8.4           “Related Company” means the ALLETE, Inc. and all persons with whom the ALLETE, Inc. would be considered a single employer under Code section 414(b) (employees of controlled group of corporations), and all persons with whom such person would be considered a single employer under Code section 414(c) (employees of partnerships, proprietorships, etc., under common control); provided that in applying Code sections 1563(a)(1), (2), and (3) for purposes of determining a controlled group of corporations under Code section 414(b), the language “at least 50 percent” is used instead of “at least 80 percent” each place it appears in Code sections 1563(a)(1), (2), and (3), and in applying Treasury Regulations section 1.414(c)-2 for purposes of determining trades or businesses (whether or not incorporated) that are under common control for purposes of Code section 414(c), “at least 50 percent” is used instead of “at least 80 percent” each place it appears in Treasury Regulations section 1.414(c)-2.

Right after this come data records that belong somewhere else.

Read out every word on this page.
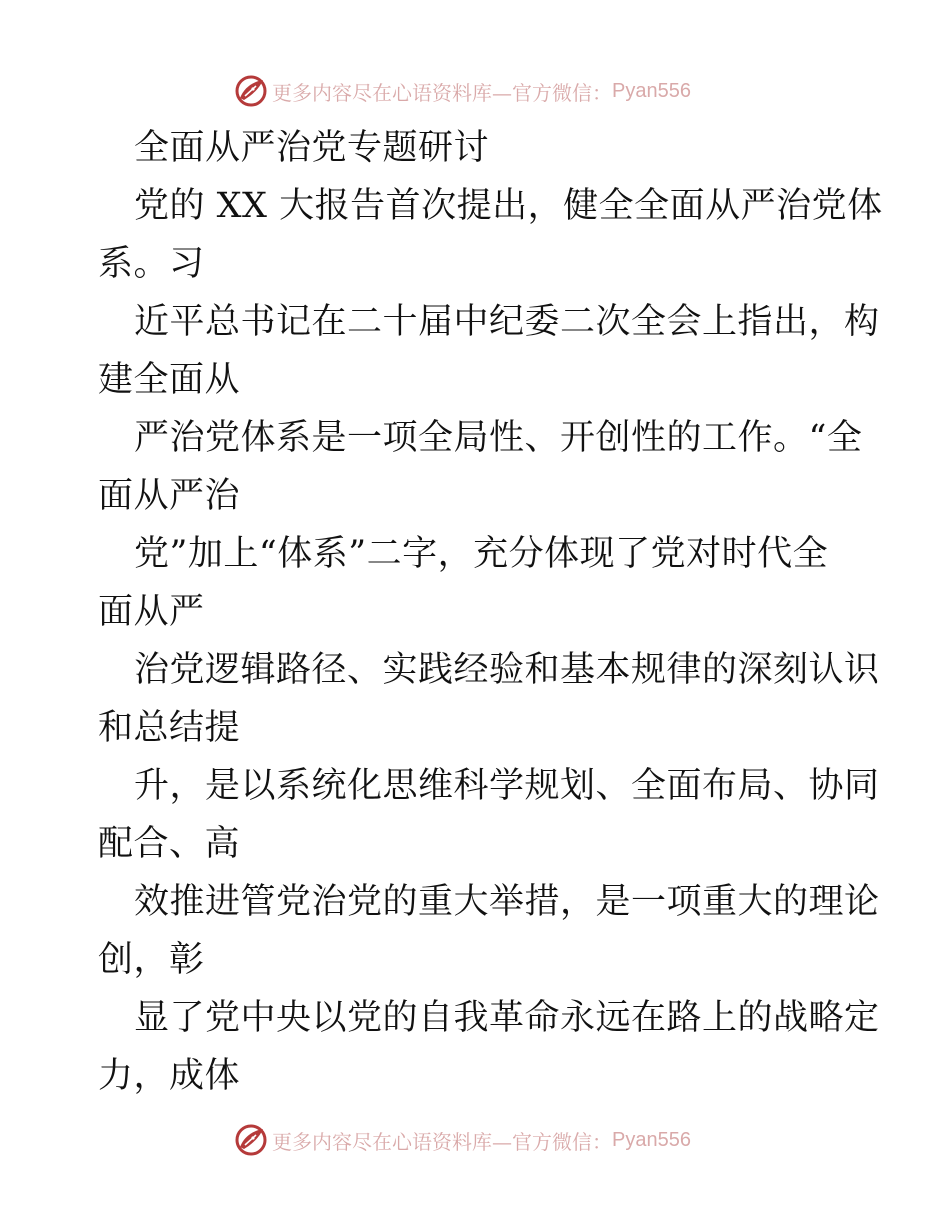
更多内容尽在心语资料库—官方微信： Pyan556
全面从严治党专题研讨
党的 XX 大报告首次提出，健全全面从严治党体
系。习
近平总书记在二十届中纪委二次全会上指出，构
建全面从
严治党体系是一项全局性、开创性的工作。“全
面从严治
党”加上“体系”二字，充分体现了党对时代全
面从严
治党逻辑路径、实践经验和基本规律的深刻认识
和总结提
升，是以系统化思维科学规划、全面布局、协同
配合、高
效推进管党治党的重大举措，是一项重大的理论
创，彰
显了党中央以党的自我革命永远在路上的战略定
力，成体
更多内容尽在心语资料库—官方微信： Pyan556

8.5           “Retirement” or “Retires” means Separation from Service, for reasons other than death or Disability, on or after attaining normal retirement age or early retirement age as defined in the most applicable qualified retirement plan sponsored by the Related Company that employed  the Participant immediately preceding the Separation from Service, without regard to whether the Participant is a participant in such plan, or if the employer Related Company does not sponsor such retirement plan, on or after attaining Normal Retirement Age or Early Retirement Age as defined in the Minnesota Power and Affiliated Companies Retirement Plan A, without regard to whether the Participant is a participant under the Minnesota Power and Affiliated Companies Retirement Plan A.
 
8.6            Separation from Service” means that the Participant terminates employment within the meaning of Treasury Regulations section 1.409A-1(h) and other applicable guidance with all Related Companies.  Whether a termination of employment has occurred is determined under the facts and circumstances, and a termination of employment shall occur if all Related Companies and the Participant reasonably anticipate that no further services shall be performed after a certain date or that the level of bona fide services the Participant shall perform after such date (as an employee or an independent contractor) shall permanently decrease to no more than 20 percent of the average level of bona fide services performed (whether as an employee or an independent contractor) over the immediately preceding 36-month period (or the full period of services to the Related Companies if the Participant has been providing services to the Related Companies less than 36 months).  A Participant shall not be considered to separate from service during a bona fide leave of absence for less than six (6) months or longer if the Participant retains a right to reemployment with any Related Company by contract or statute.  With respect to disability leave, a Participant shall not be considered to separate from service for 29 months unless the Participant otherwise terminates employment or is terminated by all Related Companies.

8.7           “Specified Employee” means an Participant who is subject to the six-month delay rule described in Code section 409A(2)(B)(i), determined in accordance with guidelines adopted by the Board from time to time as permitted by Section 409A of the Code and Treasury Regulations section 1.409A-1 et seq., as they both may be amended from time to time, and other guidance issued by the Treasury Department and Internal Revenue Service thereunder.